6/10
The long road to walk
15 November 2015
I remember my mother and my aunt watching this film when I was a little boy late once night when it came on television.

They seemed to have cried most of the way through the film. This is an image that sticks in my mind whenever this film is mentioned.

Years later my mother told me how she lost some relatives in the second world war as they tried to escape from the Japanese in Burma by trying to walk it to India. They apparently died of exhaustion

A Town Like Alice adapted from the novel by Nevile Shute looks at a group of women as they shuffle from one Japanese camp to another during occupied Malaysia but no one would take them in. Slowly one by one they perish because of malnutrition, sickness, disease or exhaustion.

During their journey they are accompanied by an old guard who slowly comes to respect them.
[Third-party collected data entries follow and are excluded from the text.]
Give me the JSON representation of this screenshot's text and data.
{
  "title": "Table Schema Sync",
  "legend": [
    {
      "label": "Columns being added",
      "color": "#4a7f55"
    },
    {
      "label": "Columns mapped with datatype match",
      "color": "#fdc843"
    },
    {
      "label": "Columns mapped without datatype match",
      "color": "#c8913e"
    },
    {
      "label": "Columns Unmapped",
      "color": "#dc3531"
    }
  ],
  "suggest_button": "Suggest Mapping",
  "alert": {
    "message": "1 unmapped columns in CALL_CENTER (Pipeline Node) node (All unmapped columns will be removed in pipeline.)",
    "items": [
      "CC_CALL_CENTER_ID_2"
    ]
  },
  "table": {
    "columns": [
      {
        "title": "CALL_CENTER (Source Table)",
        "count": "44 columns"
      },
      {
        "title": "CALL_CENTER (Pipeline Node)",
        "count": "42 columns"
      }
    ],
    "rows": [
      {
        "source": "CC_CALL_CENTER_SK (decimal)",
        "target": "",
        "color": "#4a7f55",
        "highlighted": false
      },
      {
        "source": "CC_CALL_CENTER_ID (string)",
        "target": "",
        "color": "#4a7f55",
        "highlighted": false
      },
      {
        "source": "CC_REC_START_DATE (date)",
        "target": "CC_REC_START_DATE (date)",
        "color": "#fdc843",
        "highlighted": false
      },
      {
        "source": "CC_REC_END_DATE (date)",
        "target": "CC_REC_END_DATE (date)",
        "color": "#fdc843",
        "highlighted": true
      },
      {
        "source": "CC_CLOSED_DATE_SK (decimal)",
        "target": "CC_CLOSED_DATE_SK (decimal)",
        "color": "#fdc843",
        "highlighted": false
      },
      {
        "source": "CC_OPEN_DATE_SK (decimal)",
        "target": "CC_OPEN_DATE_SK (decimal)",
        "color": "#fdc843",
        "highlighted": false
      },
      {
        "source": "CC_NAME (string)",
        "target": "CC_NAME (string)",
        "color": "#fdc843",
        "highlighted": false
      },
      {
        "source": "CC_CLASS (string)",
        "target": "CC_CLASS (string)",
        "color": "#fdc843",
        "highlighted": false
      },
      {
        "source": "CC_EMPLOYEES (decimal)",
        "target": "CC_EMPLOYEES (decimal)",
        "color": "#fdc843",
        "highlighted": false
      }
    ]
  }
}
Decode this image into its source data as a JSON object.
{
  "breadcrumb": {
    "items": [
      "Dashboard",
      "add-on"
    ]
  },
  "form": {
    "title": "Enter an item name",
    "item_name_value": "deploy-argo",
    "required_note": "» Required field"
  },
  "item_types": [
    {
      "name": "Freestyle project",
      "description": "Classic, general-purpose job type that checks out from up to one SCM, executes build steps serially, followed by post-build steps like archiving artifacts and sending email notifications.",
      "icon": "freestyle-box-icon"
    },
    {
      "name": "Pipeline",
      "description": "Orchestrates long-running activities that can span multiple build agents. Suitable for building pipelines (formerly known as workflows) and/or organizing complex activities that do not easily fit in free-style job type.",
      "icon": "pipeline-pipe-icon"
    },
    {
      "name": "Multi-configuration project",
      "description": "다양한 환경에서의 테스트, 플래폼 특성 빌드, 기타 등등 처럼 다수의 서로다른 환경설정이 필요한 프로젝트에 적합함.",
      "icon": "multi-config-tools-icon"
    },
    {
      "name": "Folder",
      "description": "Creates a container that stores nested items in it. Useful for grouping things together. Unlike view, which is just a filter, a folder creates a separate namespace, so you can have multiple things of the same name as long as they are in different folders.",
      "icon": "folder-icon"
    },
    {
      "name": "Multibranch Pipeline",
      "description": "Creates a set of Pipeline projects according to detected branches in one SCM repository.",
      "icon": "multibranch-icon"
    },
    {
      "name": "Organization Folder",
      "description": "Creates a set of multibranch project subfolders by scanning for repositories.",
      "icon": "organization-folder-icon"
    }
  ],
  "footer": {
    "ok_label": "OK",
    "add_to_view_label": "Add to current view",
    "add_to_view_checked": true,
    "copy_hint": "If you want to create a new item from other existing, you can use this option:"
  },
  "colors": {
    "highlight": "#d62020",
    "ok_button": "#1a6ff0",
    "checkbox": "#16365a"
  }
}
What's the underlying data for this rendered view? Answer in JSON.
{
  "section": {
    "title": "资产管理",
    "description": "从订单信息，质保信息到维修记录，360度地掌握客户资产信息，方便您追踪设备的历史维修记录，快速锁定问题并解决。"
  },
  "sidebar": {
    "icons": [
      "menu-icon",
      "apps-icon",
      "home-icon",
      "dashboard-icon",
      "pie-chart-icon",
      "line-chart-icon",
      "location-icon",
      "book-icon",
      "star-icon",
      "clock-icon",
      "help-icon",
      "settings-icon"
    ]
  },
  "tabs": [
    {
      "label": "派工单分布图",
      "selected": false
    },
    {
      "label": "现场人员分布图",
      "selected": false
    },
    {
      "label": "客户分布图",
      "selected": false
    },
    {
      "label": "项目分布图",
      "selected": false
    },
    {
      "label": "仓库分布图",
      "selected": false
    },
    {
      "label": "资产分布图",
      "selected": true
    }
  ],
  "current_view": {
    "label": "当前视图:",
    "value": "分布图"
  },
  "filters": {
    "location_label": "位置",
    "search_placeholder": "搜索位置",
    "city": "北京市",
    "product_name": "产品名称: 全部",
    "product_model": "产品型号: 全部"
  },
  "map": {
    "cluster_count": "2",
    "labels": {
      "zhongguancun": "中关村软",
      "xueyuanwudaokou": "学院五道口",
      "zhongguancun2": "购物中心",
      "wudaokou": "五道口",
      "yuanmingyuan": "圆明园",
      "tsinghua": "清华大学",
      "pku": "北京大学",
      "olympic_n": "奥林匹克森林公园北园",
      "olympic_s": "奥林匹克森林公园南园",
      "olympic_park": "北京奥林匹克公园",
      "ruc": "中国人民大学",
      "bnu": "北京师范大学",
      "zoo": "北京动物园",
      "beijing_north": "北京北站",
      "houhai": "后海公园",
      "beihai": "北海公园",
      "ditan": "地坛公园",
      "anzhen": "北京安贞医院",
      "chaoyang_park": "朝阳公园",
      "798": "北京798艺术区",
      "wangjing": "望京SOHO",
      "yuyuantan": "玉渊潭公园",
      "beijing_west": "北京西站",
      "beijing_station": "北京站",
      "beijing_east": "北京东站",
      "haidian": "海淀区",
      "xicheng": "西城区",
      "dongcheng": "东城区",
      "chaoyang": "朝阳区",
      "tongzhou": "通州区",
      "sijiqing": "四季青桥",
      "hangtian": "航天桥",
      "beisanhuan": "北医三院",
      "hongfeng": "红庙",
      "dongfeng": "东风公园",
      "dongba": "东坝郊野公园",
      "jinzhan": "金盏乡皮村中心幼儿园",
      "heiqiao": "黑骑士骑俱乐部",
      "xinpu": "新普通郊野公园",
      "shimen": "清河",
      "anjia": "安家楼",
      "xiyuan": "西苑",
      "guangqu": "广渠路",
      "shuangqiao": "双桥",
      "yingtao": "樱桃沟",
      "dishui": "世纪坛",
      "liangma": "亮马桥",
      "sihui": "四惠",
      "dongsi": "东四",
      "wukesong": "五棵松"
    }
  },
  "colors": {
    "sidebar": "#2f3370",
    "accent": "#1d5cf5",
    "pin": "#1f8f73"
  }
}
During the journey Virginia McKenna meets Australian soldier Peter Finch also a prisoner of war but he does his best to help them out here and there and both fall for each other. However he faces severe punishment when he is found out for stealing some chickens.

The film is told in flashback as McKenna goes back to Malaysia after the war and discovers what happened to Finch.

This is a gritty and unromanticised view of life in occupied Far East, many years before films like Empire of the Sun. Also it is unusual for not being set in a prisoner of war camp, these people want to get there and stay there.

It was filmed in Malaysia and Australia for added authenticity.

Look out for Jean Anderson, many years later she appeared in the BBC television series Tenko which was also women held in a prisoner of war camp in Malaysia.